AB: Your sudden transfer to Satkhira drew widespread attention. Where do things stand now?

NY: As a government employee, I’ve always understood that transfers are part of the job. But what happened in my case went far beyond the bounds of a routine transfer. Why Satkhira? Out of hundreds of possible postings, they chose the one district where ultra-conservative forces rule. It was clearly a workaround, a loophole, and a calculated measure to silence me. However, the cycle of harassment didn’t end there. Some students filed a petition to remove me again. On June 1, I was transferred to another college in Tangail — but that order was rescinded the same night, and I was placed fully on OSD status in Dhaka. As of now, my workplace remains uncertain. I continue to work remotely online, awaiting clarity.

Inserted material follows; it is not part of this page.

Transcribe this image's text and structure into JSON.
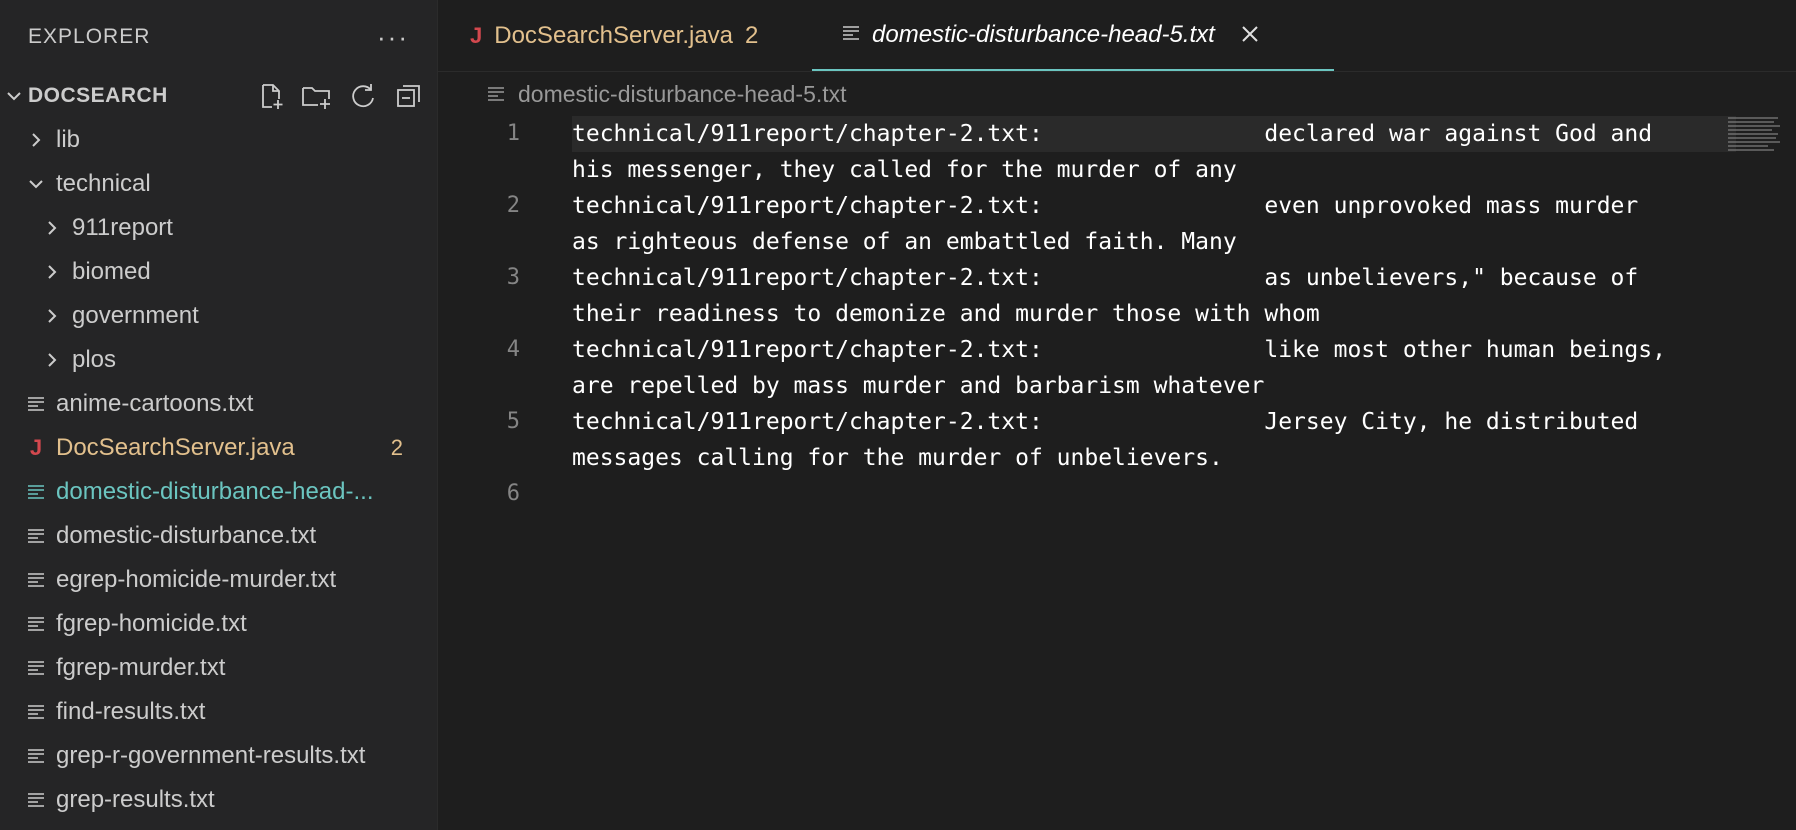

AB: How do you view the role of the interim government in all of this?

NY: Deeply disappointing. After the fall of Hasina’s regime in August, many of us held onto the hope that Bangladesh would finally become a freer place. We believed the spirit of the July Uprising might translate into something lasting. Instead, that spirit is fading fast. What we’re seeing today is not what we fought for. We wanted a Bangladesh where voices like mine wouldn’t be silenced. But the silence of this interim administration is deafening.

AB: How would you describe the situation for women in Bangladesh today?

NY: Grim. During the uprising, the rebellious women of Bangladesh stood at the forefront of the revolution, fearlessly leading the protests despite facing brutal attacks, lynchings, and even death. It is deeply shameful to witness how their presence and voices have been gradually pushed back into the shadows. Since August, we’ve seen a surge in gender-based violence: sexual assaults, mob lynchings, and digital abuse. For the women of Bangladesh, nothing has truly changed. The problem isn’t religion per se. It’s how religion is being weaponised as a tool to deprive women of property and power, thereby sustaining gender-based domination. Underneath it all is a deeply ingrained male aggression, masked as moral concern. And sadly, the state has normalised this violence through its silence.

AB: Women's property rights remain one of the most contentious issues in Bangladesh. How far can your campaign go?

NY: It’s a long and painful road, but we can’t afford to stop. In Bangladesh, Muslim women face severe legal and social restrictions regarding inheritance, while Hindu and Buddhist women have it even worse — they are practically excluded altogether. Until equal rights in family property are ensured, I believe compensation is justified.

I am not afraid. Even if I lose my job, I will keep speaking. I know there are people who will stand with me, no matter how dark things get.

AB: The Commission’s proposal to recognize sex work as labor sparked controversy. What’s your stance?

NY: It’s a delicate issue. Sex workers deserve dignity, safety, and social protections. Framing sex work purely as a labor category is deeply troubling. The conversation could have been more productive if it had centered on rehabilitation, social security, and broader human rights for sex workers, rather than treating it as a matter of labor categorization. The commission could have been more thoughtful in certain areas before making it public. Some elements included in the report feel unnecessary and have only generated avoidable controversy. These distractions have made it harder for us to mobilize effectively at the grassroots level. Still, in the larger picture, this report marks a hopeful beginning. If used wisely, it can catalyse a transformative change.

AB: Do you see any hopeful future for the women of Bangladesh?

Nadira Yeasmin (NY): Yes — but it’s a long, uphill fight. Women’s rights are inseparable from the rights of farmers, factory workers, and the broader working class. If they don’t win, neither do we.

The struggle is far from over. But the battle being waged by Bangladeshi women — even under the shadow of rising Tawhidi Janata influence — is one of extraordinary courage. And we’re not leaving the battlefield any time soon.